This article has been updated to clarify the BioCorRx’s role in the program.
The implant, which contains a compounded form of naltrexone, is one of several medication-assisted options being offered to 10 inmates as part of BioCoRx’s recovery program, according to the Anaheim, Calif.-based company. That program typically includes the company’s proprietary cognitive behavioral therapy, peer support and patient tracking in addition to the multi-month naltrexone implant. Inmates’ participation must be approved by prison medical staff.
The voluntary program has drawn praise from corrections officials and concern from prisoner advocates and some medical professionals, according to a report in The Advocate, a Baton Rouge, La. newspaper.
Dr. Jody Rich, co-director of the Rhode Island-based nonprofit The Center for Prisoner Health and Human Rights, wondered why the Louisiana Department of Corrections would offer prisoners an implant that does not have FDA approval.
“Consent is always problematic (in prison),” Rich told The Advocate. “The least we can do is the gold standard of medical approval … to make sure they’re safe.”
The naltrexone implant is formulated by a compounding pharmacy, which is governed by FDA regulations, according to BioCoRx. The company said it is participating in the Louisiana program to demonstrate the effectiveness of its program for those with alcohol and/or opioid use disorders while illustrating the cost and societal benefit of using the program in lieu of incarceration.
Naltrexone implants have been used worldwide for about 20 years in countless individuals, according to the BioCoRxcompany. The FDA has approved naltrexone for administration orally or by injection.

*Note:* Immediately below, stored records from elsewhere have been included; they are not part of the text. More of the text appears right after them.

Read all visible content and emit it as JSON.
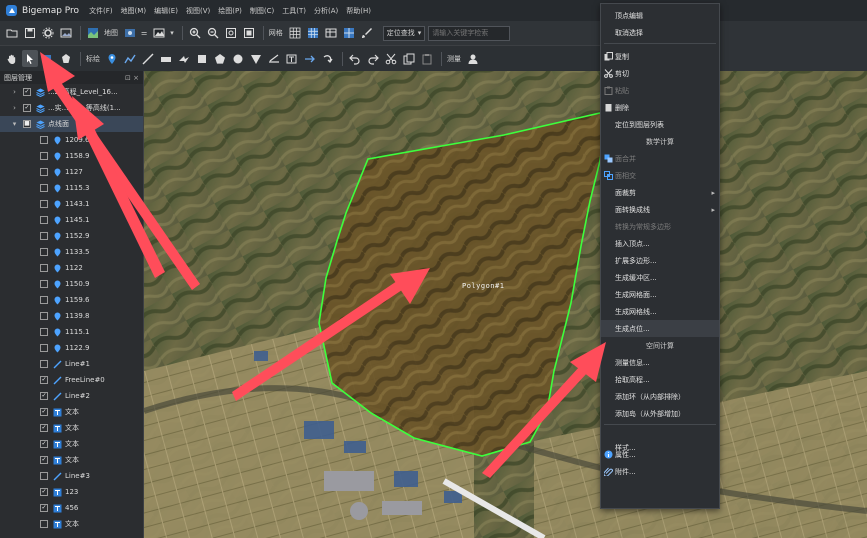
{
  "app": {
    "name": "Bigemap Pro"
  },
  "menubar": [
    "文件(F)",
    "地图(M)",
    "编辑(E)",
    "视图(V)",
    "绘图(P)",
    "制图(C)",
    "工具(T)",
    "分析(A)",
    "帮助(H)"
  ],
  "toolbar1": {
    "map_label": "地图",
    "grid_label": "网格",
    "locate_label": "定位查找",
    "search_placeholder": "请输入关键字检索"
  },
  "toolbar2": {
    "annotate_label": "标绘",
    "measure_label": "测量"
  },
  "layer_panel": {
    "title": "图层管理",
    "pin_glyph": "⊡",
    "close_glyph": "×",
    "groups": [
      {
        "label": "...2_高程_Level_16...",
        "expanded": false
      },
      {
        "label": "...实...文件_等高线(1...",
        "expanded": false
      },
      {
        "label": "点线面",
        "expanded": true,
        "selected": true
      }
    ],
    "items": [
      {
        "type": "point",
        "label": "1209.6",
        "checked": false
      },
      {
        "type": "point",
        "label": "1158.9",
        "checked": false
      },
      {
        "type": "point",
        "label": "1127",
        "checked": false
      },
      {
        "type": "point",
        "label": "1115.3",
        "checked": false
      },
      {
        "type": "point",
        "label": "1143.1",
        "checked": false
      },
      {
        "type": "point",
        "label": "1145.1",
        "checked": false
      },
      {
        "type": "point",
        "label": "1152.9",
        "checked": false
      },
      {
        "type": "point",
        "label": "1133.5",
        "checked": false
      },
      {
        "type": "point",
        "label": "1122",
        "checked": false
      },
      {
        "type": "point",
        "label": "1150.9",
        "checked": false
      },
      {
        "type": "point",
        "label": "1159.6",
        "checked": false
      },
      {
        "type": "point",
        "label": "1139.8",
        "checked": false
      },
      {
        "type": "point",
        "label": "1115.1",
        "checked": false
      },
      {
        "type": "point",
        "label": "1122.9",
        "checked": false
      },
      {
        "type": "line",
        "label": "Line#1",
        "checked": false
      },
      {
        "type": "line",
        "label": "FreeLine#0",
        "checked": true
      },
      {
        "type": "line",
        "label": "Line#2",
        "checked": true
      },
      {
        "type": "text",
        "label": "文本",
        "checked": true
      },
      {
        "type": "text",
        "label": "文本",
        "checked": true
      },
      {
        "type": "text",
        "label": "文本",
        "checked": true
      },
      {
        "type": "text",
        "label": "文本",
        "checked": true
      },
      {
        "type": "line",
        "label": "Line#3",
        "checked": false
      },
      {
        "type": "text",
        "label": "123",
        "checked": true
      },
      {
        "type": "text",
        "label": "456",
        "checked": true
      },
      {
        "type": "text",
        "label": "文本",
        "checked": false
      }
    ]
  },
  "map": {
    "polygon_label": "Polygon#1"
  },
  "context_menu": [
    {
      "label": "顶点编辑",
      "state": "normal"
    },
    {
      "label": "取消选择",
      "state": "normal",
      "icon": "none"
    },
    {
      "sep": true
    },
    {
      "label": "复制",
      "state": "normal",
      "icon": "copy-icon"
    },
    {
      "label": "剪切",
      "state": "normal",
      "icon": "scissors-icon"
    },
    {
      "label": "粘贴",
      "state": "disabled",
      "icon": "paste-icon"
    },
    {
      "label": "删除",
      "state": "normal",
      "icon": "delete-icon"
    },
    {
      "label": "定位到图层列表",
      "state": "normal"
    },
    {
      "section": "数学计算"
    },
    {
      "label": "面合并",
      "state": "disabled",
      "icon": "merge-icon"
    },
    {
      "label": "面相交",
      "state": "disabled",
      "icon": "intersect-icon"
    },
    {
      "label": "面裁剪",
      "state": "normal",
      "submenu": true
    },
    {
      "label": "面转换成线",
      "state": "normal",
      "submenu": true
    },
    {
      "label": "转换为常规多边形",
      "state": "disabled"
    },
    {
      "label": "插入顶点...",
      "state": "normal"
    },
    {
      "label": "扩展多边形...",
      "state": "normal"
    },
    {
      "label": "生成缓冲区...",
      "state": "normal"
    },
    {
      "label": "生成网格面...",
      "state": "normal"
    },
    {
      "label": "生成网格线...",
      "state": "normal"
    },
    {
      "label": "生成点位...",
      "state": "highlighted"
    },
    {
      "section": "空间计算"
    },
    {
      "label": "测量信息...",
      "state": "normal"
    },
    {
      "label": "拾取高程...",
      "state": "normal"
    },
    {
      "label": "添加环（从内部排除）",
      "state": "normal"
    },
    {
      "label": "添加岛（从外部增加）",
      "state": "normal"
    },
    {
      "sep": true
    },
    {
      "label": "样式...",
      "state": "normal"
    },
    {
      "label": "属性...",
      "state": "normal",
      "icon": "info-icon"
    },
    {
      "label": "附件...",
      "state": "normal",
      "icon": "attachment-icon"
    }
  ],
  "colors": {
    "accent": "#2f7fd8",
    "polygon_stroke": "#3dff3d",
    "arrow": "#ff4d5a"
  }
}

“Compounded implants have been used in the U.S. under state and federal compounding guidance for more than (two) decades,” a company spokeswoman said in an email to Drug Delivery Business. “This has been well established. Furthermore, naltrexone has been approved several times in various forms by the FDA.”
“We are passionate about individuals overcoming addiction and have seen demonstrated results from our BioCorRx recovery program nationwide,” said BioCorRx president & CEO Brady Granier in a news release announcing the prison pilot program. “We are proud to partner with the Louisiana Department of Corrections to showcase the effectiveness of sustained-release naltrexone combined with structured behavioral therapy and peer support.”